Obama's eloquent expressions of his commitment to multilateralism aren't much help to the ragtag rebels fighting Gaddafi's army. Neither did the rebels derive any military gain from the decision this week of Italy to join France and Qatar in extending diplomatic recognition to their interim government, the Benghazi-based Libyan National Council. Obama's admirers who have sometimes compared their idol to John F. Kennedy might not find the comparison so flattering, now that the president has stumbled into a situation that is beginning to resemble the botched 1961 Bay of Pigs invasion.
The most tragic aspects of this situation are playing out in the sands of North Africa, where anti-Gaddafi fighters are dying for an increasingly forlorn hope. (The military stalemate may result in something very much like Roger Kaplan's proposed idea for the partition of Libya.) While hardly comparable to the suffering of the Libyans, the domestic political consequences of Obama's foreign-policy failure are not to be underestimated. Many of his liberal supporters were dismayed by the president's resort to military intervention, and the prolonged conflict in Libya -- is it too soon to call it a "quagmire"? -- has helped push gasoline prices closer to $4 a gallon. Libya ranks only 18th among nations in terms of oil production, but the loss of its 1.5 million barrels per day is not insignificant, and crude oil is now trading at prices not seen since September 2008. Some analysts expect prices to reach as a high as $150 a barrel later this year, and at least one Democratic consultant has said the spike in fuel prices is a "mortal peril" to Obama's re-election prospects.
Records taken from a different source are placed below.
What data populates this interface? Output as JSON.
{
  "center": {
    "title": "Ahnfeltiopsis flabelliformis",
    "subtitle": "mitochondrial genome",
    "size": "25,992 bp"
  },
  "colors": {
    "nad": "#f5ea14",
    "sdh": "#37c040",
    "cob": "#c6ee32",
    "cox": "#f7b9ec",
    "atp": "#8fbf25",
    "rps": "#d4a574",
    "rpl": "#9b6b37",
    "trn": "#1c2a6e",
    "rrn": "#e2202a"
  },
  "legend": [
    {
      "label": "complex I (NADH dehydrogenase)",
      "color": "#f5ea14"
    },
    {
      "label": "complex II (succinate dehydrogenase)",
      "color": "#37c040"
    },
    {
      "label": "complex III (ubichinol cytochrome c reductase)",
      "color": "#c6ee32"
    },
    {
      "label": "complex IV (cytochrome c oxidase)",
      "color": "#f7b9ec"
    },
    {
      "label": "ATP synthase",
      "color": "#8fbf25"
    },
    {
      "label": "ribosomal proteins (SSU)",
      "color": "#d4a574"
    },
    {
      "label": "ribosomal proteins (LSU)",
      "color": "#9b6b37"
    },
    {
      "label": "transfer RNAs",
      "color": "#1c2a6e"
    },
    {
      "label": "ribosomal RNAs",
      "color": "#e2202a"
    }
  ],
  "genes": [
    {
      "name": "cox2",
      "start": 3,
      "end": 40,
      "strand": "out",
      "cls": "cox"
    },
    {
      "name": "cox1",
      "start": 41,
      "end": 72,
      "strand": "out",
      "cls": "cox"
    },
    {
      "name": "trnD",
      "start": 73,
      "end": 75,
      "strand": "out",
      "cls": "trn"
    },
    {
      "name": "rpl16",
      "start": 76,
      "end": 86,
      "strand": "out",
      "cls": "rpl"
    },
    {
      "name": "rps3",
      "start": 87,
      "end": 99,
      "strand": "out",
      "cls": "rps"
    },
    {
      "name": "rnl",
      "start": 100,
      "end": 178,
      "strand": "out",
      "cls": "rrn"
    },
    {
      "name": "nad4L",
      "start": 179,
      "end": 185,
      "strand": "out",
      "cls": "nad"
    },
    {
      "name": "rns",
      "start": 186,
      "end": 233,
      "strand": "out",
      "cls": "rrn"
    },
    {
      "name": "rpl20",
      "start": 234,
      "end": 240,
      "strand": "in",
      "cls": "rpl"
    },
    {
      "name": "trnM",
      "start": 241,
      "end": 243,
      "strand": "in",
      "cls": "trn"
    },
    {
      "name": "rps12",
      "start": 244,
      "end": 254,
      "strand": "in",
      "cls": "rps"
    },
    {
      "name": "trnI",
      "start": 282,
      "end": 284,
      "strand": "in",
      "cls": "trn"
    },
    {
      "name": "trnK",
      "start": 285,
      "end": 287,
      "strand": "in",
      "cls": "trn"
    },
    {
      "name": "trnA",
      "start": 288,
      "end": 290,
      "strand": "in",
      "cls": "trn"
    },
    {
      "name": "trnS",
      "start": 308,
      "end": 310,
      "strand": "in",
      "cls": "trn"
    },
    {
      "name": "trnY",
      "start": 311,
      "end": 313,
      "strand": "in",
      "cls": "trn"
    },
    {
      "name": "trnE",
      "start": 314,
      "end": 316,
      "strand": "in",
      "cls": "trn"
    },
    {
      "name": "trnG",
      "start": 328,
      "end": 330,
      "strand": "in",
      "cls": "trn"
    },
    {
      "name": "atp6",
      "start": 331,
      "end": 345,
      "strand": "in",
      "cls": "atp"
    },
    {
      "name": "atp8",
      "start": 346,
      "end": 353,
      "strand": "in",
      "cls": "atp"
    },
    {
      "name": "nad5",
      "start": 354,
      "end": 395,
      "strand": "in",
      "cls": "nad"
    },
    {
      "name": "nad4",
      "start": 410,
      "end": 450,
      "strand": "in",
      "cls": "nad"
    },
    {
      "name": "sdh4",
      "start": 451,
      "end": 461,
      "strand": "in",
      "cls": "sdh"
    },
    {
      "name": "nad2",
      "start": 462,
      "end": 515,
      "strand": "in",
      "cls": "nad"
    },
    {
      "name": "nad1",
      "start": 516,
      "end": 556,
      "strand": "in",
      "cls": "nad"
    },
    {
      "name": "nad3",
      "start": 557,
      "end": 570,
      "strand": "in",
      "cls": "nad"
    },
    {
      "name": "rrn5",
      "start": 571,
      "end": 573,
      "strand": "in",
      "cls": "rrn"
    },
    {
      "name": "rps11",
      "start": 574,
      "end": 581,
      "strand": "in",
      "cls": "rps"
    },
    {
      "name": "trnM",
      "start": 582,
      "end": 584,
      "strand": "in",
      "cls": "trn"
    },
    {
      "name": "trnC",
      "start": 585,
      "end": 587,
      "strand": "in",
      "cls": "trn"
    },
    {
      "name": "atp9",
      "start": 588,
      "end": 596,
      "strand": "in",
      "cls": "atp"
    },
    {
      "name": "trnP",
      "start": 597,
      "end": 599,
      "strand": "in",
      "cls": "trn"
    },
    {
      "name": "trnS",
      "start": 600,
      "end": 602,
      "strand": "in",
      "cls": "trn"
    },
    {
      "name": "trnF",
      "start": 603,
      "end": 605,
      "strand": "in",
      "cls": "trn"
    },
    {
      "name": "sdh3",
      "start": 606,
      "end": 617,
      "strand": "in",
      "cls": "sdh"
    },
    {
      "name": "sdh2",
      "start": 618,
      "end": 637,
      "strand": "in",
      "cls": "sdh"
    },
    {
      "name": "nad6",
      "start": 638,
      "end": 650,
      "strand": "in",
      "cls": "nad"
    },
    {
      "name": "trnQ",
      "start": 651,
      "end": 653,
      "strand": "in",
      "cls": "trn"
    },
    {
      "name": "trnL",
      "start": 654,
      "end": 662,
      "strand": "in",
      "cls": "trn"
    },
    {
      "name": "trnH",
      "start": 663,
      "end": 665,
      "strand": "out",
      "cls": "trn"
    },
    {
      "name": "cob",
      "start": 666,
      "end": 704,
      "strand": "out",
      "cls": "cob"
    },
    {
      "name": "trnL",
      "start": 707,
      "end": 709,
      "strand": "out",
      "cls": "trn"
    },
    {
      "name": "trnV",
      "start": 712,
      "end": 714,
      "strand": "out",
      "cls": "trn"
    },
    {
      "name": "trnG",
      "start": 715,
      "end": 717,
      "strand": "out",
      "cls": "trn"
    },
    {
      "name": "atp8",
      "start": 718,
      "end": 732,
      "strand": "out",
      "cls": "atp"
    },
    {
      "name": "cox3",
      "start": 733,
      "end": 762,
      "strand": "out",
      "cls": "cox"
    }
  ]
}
None of this is to say that the situation in Libya is entirely hopeless. Gaddafi's regime is being squeezed by economic sanctions, there are reportedly shortages of food and other necessities in Tripoli, and the dictator might be ousted next week or next month, for all we know. Three weeks into the first American military intervention of Obama's choosing, however, the prospects are not encouraging. The best support that New York Times columnist Tom Friedman could offer for Obama's Libya policy was his prayer that the president would be "lucky." That was on March 29, when anti-Gaddafi fighters still controlled Ras Lanuf and Brega. One report late yesterday described a rebel retreat that had turned into a "stampede" from Ajdabiya toward Benghazi. And so it appears that Obama's luck may be running out in Libya.